Fueled by countries like Portugal, Britain, and Spain, slavery began in the 1400’s as a result of labor shortages and the need for higher production of goods spanning over 400 years. More than any other nation, the UK profited immensely of this labor due to its strong hold over the West Indies. Having colonized territories such as Jamaica, Trinidad, and Barbados the UK gained from harvesting these tropical islands for sugar using enslaved Africans, their labor becoming essential to the UK’s economic growth. In order to “prepare” newly acquired Africans for their positions as slaves, slave traders and owners used a number of methods to break them, often forming what had become known as “seasoning camps.” One of the most notorious of these camps was located in Jamaica. In these camps, slaves were renamed, forced to adopt new languages and customs, beaten, and often times raped by their owners in a process called “Buck Breaking.” With the intent of emasculation, slave owners would seek out slaves specifically for their size, strength, strong will, and penis size. These slaves or “bucks” were then raped in front of crowds of other slaves, most commonly in front of their own sons. These practices became so popular and effective in breaking slaves that separate camps called “sex farms” were created specifically for this purpose, even allowing foreign plantation owners to participate, a modern day Sodom and Gomorrah.

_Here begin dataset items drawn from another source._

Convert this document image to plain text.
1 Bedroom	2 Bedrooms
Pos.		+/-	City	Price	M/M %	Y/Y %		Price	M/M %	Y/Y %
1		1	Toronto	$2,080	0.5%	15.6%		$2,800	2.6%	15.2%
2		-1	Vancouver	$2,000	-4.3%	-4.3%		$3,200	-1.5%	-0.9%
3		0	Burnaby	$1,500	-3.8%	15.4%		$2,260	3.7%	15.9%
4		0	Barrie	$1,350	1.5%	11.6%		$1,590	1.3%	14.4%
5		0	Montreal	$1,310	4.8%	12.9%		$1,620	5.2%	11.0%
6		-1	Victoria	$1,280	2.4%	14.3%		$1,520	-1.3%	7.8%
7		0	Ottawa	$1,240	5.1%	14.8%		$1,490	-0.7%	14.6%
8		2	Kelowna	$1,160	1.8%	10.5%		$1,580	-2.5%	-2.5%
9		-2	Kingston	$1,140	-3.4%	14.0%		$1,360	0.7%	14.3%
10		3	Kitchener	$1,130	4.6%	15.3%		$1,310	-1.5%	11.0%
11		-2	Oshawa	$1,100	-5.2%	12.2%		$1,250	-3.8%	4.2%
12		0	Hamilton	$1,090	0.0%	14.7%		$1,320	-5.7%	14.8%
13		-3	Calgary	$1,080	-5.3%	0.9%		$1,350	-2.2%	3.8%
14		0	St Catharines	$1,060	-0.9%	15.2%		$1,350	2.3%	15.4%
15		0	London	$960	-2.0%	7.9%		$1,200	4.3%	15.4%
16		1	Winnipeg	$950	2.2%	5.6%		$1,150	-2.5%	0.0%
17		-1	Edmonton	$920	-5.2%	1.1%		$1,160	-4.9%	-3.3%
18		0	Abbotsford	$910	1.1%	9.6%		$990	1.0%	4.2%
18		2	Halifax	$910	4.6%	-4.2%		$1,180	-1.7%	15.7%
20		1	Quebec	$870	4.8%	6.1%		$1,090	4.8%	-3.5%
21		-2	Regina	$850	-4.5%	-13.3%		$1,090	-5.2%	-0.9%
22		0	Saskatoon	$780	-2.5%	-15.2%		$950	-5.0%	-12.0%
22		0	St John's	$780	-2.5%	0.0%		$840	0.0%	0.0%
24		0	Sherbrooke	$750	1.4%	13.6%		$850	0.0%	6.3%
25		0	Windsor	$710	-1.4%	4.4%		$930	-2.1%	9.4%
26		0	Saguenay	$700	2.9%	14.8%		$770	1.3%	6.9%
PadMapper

This history of homosexual rape has been engrained into the soil of Jamaican culture, the shock and trauma leaving a stain on the psyche of Jamaican people, specifically Jamaican men, which has been passed down through generations. The lifestyle of homosexuality, to Jamaican people, is about more than sex, it is far deeper than that. It is an assimilation to the behaviors of our oppressors, voluntary emasculation. To go along with any form of homosexual behavior, whether it be male or female, triggers a feeling of personal degradation and depravity for many. This in my mind, gives new meaning to the phrase, “it’s not you, it’s me” because in fact it is. The torturous acts of our African ancestors are essentially hard-wired into the DNA of Jamaican culture, a subconscious reminder to their successors. So although it is unfair to have to deal with it or live with it, this hatred is as natural of an instinct to many as being a man who loves a man or a woman who loves a woman is to us.